Global chemical giant Bayer CropScience, the primary manufacturer of imidacloprid, rejected the latest EFSA assessment, with spokesperson Richard Breum telling Chemistry World: ‘In Bayer CropScience’s opinion, imidacloprid has no developmental neurotoxicity potential in humans.’
The EFSA was asked to assess acetamiprid and imidacloprid by the European commission after publication of a Japanese study that found nicotine-like effects from acetamiprid and imidacloprid on cerebellar neurons from neonatal rats.
‘We are surprised that EFSA has taken a decision to recommend changes to the regulatory assessment of imidacloprid, mainly based on a set of simple cell culture experiments from a 2012 publication by Japanese scientists,’ Breum says. ‘Despite recognising the limited nature of these studies, EFSA seems to have used them as the basis for their announcement, superseding their previous views on imidacloprid, which were based on much more realistic and comprehensive animal studies that had been submitted by Bayer CropScience and accepted by EFSA.’
The EFSA acknowledged in its assessment of the two neonicotinoids that ‘available evidence has limitations’, but added that ‘health concerns raised in the review of the existing data are legitimate’ and that it ‘recommends further research be carried out to provide more robust data’.
Specifically, the EFSA’s PPR panel found that acetamiprid, supplied in Europe by Dusseldorf-based Nisso Chemical Europe, a subsidiary of Japanese pesticide manufacturer Nippon Soda – and imidacloprid ‘may adversely affect the development of neurons and brain structures associated with functions such as learning and memory’. The panel concluded that some current guidance levels for acceptable exposure, so-called toxicological reference values, might not be set low enough ‘to safeguard against developmental neurotoxicity’ and recommended they be reduced while further research is conducted.
‘The reduction in the reference values in most cases was modest,’ says Alan Boobis, professor of biochemical pharmacology at Imperial College London, UK. ’Whilst there is clearly a question mark over the possible effects of these compounds on the developing brain, the conclusions of EFSA do not suggest that exposure of humans to these compounds at the levels that occur normally in food or in the environment is a cause for concern.’

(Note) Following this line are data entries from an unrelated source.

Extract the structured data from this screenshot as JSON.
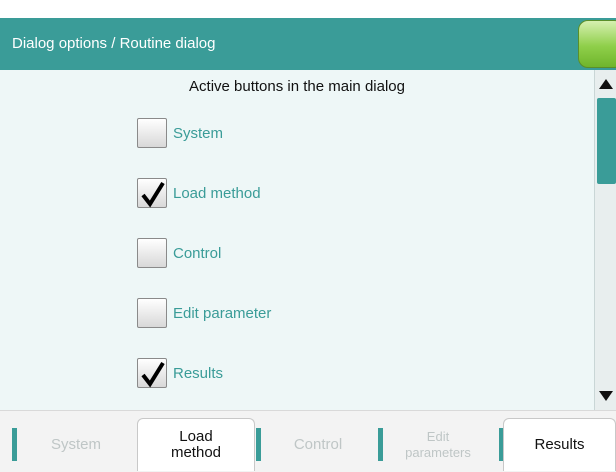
{
  "header": {
    "title": "Dialog options / Routine dialog"
  },
  "main": {
    "heading": "Active buttons in the main dialog",
    "options": [
      {
        "label": "System",
        "checked": false
      },
      {
        "label": "Load method",
        "checked": true
      },
      {
        "label": "Control",
        "checked": false
      },
      {
        "label": "Edit parameter",
        "checked": false
      },
      {
        "label": "Results",
        "checked": true
      }
    ]
  },
  "footer": {
    "buttons": [
      {
        "label": "System",
        "enabled": false
      },
      {
        "label": "Load\nmethod",
        "enabled": true
      },
      {
        "label": "Control",
        "enabled": false
      },
      {
        "label": "Edit\nparameters",
        "enabled": false
      },
      {
        "label": "Results",
        "enabled": true
      }
    ]
  },
  "colors": {
    "accent": "#3a9c98",
    "content_bg": "#eef7f7",
    "home_button": "#8fcf4a"
  }
}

In addition to reducing the toxicological reference values, the panel recommends that the commission establish ‘clear and consistent criteria to trigger the mandatory submission’ of developmental neurotoxicity studies on all neonicotinoid substances as part of the authorisation process. The panel also suggests that the new process could include a strategy that would include testing substances in vitro and progressing to laboratory tests on animals if initial results raise concerns.